Majority Setting. Finally, we show that both DapPep and PanPep can be easily generalized to a majority setting, where they perform relatively better compared to other settings. Note that here PanPep retrains the model on a large-scale dataset, with different model parameters than those used in the other settings. A MajorSet containing 25 peptide-specific tasks is used to test DapPep and PanPep. Both performed better than expected in MajorSet than in other scenarios. Nevertheless, DapPep still has a bigger advantage in this setting with 0.846 ROC-AUC and 0.864 PR-AUC.
*Models | Unseen Peptides | TCR Sort | ||
ROC-AUC | PR-AUC | ROC-AUC | PR-AUC | |
DLpTCR | 0.483 | 0.481 | 0.449 | 0.527 |
ERGO2 | 0.504 | 0.524 | 0.462 | 0.538 |
pMTnet | 0.564 | 0.555 | 0.688 | 0.633 |
PanPep | 0.744 | 0.755 | 0.684 | 0.781 |
DapPep(Ours) | 0.816 | 0.836 | 0.835 | 0.834 |
Evaluation of the zero-setting is our primary goal. In this test, we compare DapPep with existing tools (PanPep, pMTnet, ERGO2, and DLpTCR) that can predict unseen peptides bound with TCRs. The curated ZeroSet is used as the evaluation set, and the peptides in this dataset are not available in the training set of DapPep and other baseline tools. As shown in Table 1(Unseen Peptides), DapPep significantly outperforms other methods in the zero-setting with a ROC-AUC of 0.816 and a PR-AUC of 0.836 (PanPep: 0.744 and 0.755; pMTnet: 0.563 and 0.555; ERGO2: 0.496 and 0.542; DLpTCR: 0.517 and 0.488). Compared with SOTA PanPep, our DapPep still surpasses by a large margin (+9.7% ROC-AUC and +10.7% PR-AUC), and even surpasses the poor DLpTCR by an amazing +68.9% ROC-AUC and +73.8% PR-AUC. In conclusion, the results demonstrate that DapPep has the potential to predict peptide-specific TCR binding of unseen peptides, showing great promise for exogenous or nascent antigen recognition in various immunological studies and clinical applications.
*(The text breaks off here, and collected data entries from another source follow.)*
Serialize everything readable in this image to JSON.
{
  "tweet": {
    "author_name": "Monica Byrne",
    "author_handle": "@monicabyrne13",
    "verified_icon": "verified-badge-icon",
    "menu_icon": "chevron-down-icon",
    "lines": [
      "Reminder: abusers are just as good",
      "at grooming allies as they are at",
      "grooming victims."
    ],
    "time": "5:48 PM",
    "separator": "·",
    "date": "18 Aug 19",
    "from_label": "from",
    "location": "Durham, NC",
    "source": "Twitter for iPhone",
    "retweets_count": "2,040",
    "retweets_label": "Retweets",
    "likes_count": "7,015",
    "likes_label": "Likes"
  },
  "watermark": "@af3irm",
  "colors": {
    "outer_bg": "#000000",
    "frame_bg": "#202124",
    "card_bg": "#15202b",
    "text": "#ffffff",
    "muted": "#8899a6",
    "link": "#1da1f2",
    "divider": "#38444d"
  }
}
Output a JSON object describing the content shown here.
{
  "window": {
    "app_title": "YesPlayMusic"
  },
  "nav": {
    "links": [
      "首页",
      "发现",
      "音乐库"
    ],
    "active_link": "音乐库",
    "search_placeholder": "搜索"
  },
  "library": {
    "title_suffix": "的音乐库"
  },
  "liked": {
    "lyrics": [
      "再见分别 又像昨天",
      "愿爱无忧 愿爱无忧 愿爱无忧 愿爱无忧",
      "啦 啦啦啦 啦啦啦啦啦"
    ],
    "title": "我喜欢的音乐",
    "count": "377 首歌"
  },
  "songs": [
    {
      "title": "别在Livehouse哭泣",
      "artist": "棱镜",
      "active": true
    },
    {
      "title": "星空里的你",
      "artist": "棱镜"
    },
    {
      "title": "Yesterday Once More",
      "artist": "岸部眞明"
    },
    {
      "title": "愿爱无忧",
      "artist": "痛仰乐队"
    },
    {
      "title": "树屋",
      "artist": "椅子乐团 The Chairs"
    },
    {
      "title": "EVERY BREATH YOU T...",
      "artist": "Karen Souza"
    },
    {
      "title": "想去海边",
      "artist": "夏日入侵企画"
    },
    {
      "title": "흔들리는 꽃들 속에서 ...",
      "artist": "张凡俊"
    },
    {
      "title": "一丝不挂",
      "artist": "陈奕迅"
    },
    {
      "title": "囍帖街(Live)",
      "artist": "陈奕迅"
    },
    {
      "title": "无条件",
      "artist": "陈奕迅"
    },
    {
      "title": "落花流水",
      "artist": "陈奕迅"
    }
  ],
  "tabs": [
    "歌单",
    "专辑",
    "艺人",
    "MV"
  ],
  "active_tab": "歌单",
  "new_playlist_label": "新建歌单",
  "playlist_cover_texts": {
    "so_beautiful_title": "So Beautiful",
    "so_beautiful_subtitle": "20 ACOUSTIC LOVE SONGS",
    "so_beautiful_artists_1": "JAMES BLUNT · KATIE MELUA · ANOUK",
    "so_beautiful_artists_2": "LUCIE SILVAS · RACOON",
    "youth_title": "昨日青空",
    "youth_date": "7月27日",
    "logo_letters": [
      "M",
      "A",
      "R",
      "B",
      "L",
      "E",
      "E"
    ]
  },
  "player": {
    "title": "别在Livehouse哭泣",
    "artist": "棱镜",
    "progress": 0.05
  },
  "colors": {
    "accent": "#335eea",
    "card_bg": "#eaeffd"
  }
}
Adoptive cell transfer is a promising approach for cancer immunotherapy, but its efficiency essentially depends on the enrichment of tumor-specific T cells in the graft [7], [42]. We reproduce the results of baselines based on the gastrointestinal cancer dataset[43], where the dataset study combines next-generation sequencing technology with high-throughput immunological screening to identify tumor-infiltrating lymphocytes from patients with metastatic gastrointestinal cancer, collected from 10 different of neoantigens, and experimentally validated the specific TCRs they bind. As shown in Table 1(TCR Sort), pMTnet, ERGO2, and DlpTC fail in recognizing immunoreactive T cells. The ROC-AUC of PanPep (0.684) performs poorly, while the PR-AUC (0.781) performs better markedly. Overall, DapPep performs best in identifying immunoreactive T cells from neoantigens with an ROC-AUC of 0.835 and a PR-AUC of 0.834, which could effectively assist in T cell classification in neoantigen therapy.
With powerful pre-trained representations, DapPep accomplishes excellent performances on various benchmarks, especially highlighting the ability to generalize to unseen and few peptides, which is meaningful for exogenous or neonatal antigen recognition in computational immunology. Nevertheless, there are potential areas for improvements: 1) Incorporation of additional features or modalities, such as structural information or gene expression data, to enhance the predictive power. 2) Collaboration with experimental biologists and clinicians to validate the predictions in real-world settings and assess their potential for guiding immunotherapeutic interventions.